Папа засмеялся, и новорожденный тоже – по-своему, конечно. У меня не получалось смеяться вместе с ними. Я пристально разглядывала фотографию в газете, которую отец теперь сжимал в руке.
– Это не я, – вырвалось у меня.
Я обращалась не столько к папе, сколько к лицу сестры, которая с затравленным взглядом плыла по воздуху над местом своих мучений на руках одного из немногих наших заступников.
– А мне казалось, ты, – сказал отец. – Выражение лица… твое.
Его по-прежнему трясло, но при этом он боялся шевельнуться; так мы и стояли под дверью приюта, охваченные радостью, до которой мало кто дожил.
– Не слышу тебя, папа, – прошептала я. – Оглохла на одно ухо.

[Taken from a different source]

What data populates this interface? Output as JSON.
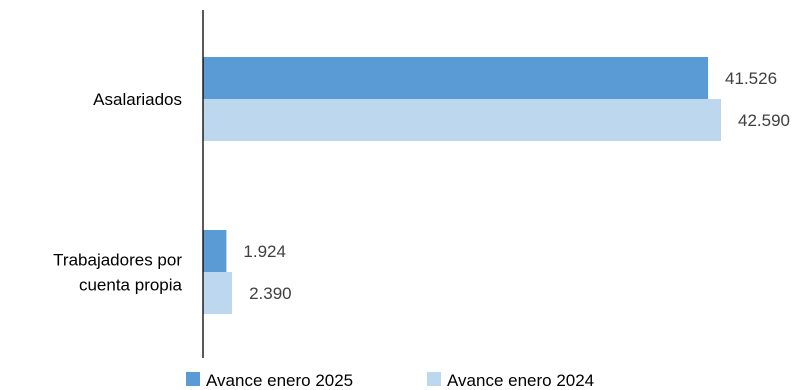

Это было не совсем так. Мне просто хотелось, чтобы он повторил эти слова. Упрашивать его не пришлось. Он не скрывал своего счастья и не разжимал объятий.
– Мне казалось, это ты, – повторил он, еще теснее смыкая руки. Удары его сердца говорили о нашей утрате то, чего не мог рассказать голос. – Посмотри на выражение лица, – шептал он.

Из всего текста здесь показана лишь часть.